Much younger parents
“Genetic Improvement” was next on the report card. The big change in this category has been generation interval, as average parent age has gone down significantly. “Even in 2010, the average age of a bull dam was right at 4 years of age, and now bull dams are just over 2 years of age,” said Lohuis. “Even more drastic of a change has been the bull sires, which went from age 7.5 years in 2010 to just over 2 years in 2018.
“The genetic gain is perhaps the most impressive statistic, with an additional average Net Merit (NM$) gain calculated at $50 per cow per year with genomics,” said Lohuis. “The additional gain for the population as a whole tops $4.5 billion over 10 years, with an actual return on investment ratio of 45:1,” he continued. “No other species has reported that kind of return, and breeders have tripled their rate of response with a great return on their investment,” he said, driving the point home.
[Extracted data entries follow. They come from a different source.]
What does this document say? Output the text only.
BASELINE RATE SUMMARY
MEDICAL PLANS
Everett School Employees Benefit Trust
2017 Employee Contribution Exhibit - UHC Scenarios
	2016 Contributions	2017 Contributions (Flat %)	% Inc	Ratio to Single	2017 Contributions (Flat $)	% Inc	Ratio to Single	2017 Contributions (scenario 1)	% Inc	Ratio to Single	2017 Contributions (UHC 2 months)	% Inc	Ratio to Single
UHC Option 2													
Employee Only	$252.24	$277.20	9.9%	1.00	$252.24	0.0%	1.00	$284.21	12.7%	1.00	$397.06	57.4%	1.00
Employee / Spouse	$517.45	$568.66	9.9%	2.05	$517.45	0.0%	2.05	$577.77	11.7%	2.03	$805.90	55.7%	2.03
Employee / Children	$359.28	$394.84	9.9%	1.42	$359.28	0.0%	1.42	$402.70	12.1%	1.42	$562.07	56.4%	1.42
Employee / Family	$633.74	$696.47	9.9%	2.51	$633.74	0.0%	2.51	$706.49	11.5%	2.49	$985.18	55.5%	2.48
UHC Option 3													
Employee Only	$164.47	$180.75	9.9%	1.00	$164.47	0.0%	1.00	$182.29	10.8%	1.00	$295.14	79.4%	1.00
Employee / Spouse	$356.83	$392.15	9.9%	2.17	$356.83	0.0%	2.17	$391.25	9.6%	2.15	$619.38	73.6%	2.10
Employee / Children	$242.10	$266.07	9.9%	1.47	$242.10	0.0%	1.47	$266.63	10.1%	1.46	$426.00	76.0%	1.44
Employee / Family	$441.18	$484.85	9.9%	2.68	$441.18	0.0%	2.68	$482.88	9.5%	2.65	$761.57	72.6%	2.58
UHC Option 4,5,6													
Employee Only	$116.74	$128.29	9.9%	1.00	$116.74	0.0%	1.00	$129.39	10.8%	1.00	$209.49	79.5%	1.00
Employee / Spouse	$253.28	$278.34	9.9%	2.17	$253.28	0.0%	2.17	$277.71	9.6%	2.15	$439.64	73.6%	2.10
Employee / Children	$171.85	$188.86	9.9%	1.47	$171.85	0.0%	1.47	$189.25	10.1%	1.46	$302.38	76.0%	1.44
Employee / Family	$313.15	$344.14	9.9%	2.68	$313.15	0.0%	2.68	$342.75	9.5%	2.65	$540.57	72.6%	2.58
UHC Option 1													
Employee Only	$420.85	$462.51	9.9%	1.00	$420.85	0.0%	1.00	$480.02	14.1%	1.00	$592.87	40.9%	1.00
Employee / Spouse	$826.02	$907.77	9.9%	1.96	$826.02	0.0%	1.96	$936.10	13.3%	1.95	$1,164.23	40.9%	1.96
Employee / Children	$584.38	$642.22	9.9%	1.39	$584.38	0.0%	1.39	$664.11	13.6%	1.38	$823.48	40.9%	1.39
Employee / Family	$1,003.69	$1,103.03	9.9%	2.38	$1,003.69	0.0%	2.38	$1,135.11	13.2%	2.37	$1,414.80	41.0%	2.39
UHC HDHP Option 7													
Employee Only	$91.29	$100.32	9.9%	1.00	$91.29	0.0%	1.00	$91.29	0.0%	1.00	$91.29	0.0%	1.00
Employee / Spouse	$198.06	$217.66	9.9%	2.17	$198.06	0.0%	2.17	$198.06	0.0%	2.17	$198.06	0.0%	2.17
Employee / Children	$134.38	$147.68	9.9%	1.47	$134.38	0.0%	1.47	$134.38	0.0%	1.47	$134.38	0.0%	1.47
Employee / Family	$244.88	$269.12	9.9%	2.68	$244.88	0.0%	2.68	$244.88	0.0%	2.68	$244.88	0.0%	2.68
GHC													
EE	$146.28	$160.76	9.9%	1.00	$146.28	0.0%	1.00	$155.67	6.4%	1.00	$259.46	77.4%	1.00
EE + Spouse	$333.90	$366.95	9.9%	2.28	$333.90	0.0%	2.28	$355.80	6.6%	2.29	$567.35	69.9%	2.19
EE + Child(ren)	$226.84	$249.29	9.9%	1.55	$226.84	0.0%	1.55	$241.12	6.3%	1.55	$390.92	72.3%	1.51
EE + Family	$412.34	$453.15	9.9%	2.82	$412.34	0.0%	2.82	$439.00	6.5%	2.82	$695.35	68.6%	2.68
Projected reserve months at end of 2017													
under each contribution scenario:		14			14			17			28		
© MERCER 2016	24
“When looking at other major traits that were low heritability, including fertility, udder health, and longevity, we knew these were all very important, but we couldn’t put very much pressure on them because the heritability was so low,” he said of the pregenomic era. “The advantage of genomics is if there is a large enough reference population, and we invest in that by collecting phenotypes, we can actually improve confidence,” he said. “We essentially tripled the rate of response for these low heritability traits, and as a result, we are now seeing positive trends in our population.”
Lohuis awarded genetic improvement with an A plus . . . the highest grade in the six categories. “We’ve doubled or tripled our genetic progress, with the most significant progress on low-heritability traits. Our improvement has also provided a great return on investment for producers,” he said.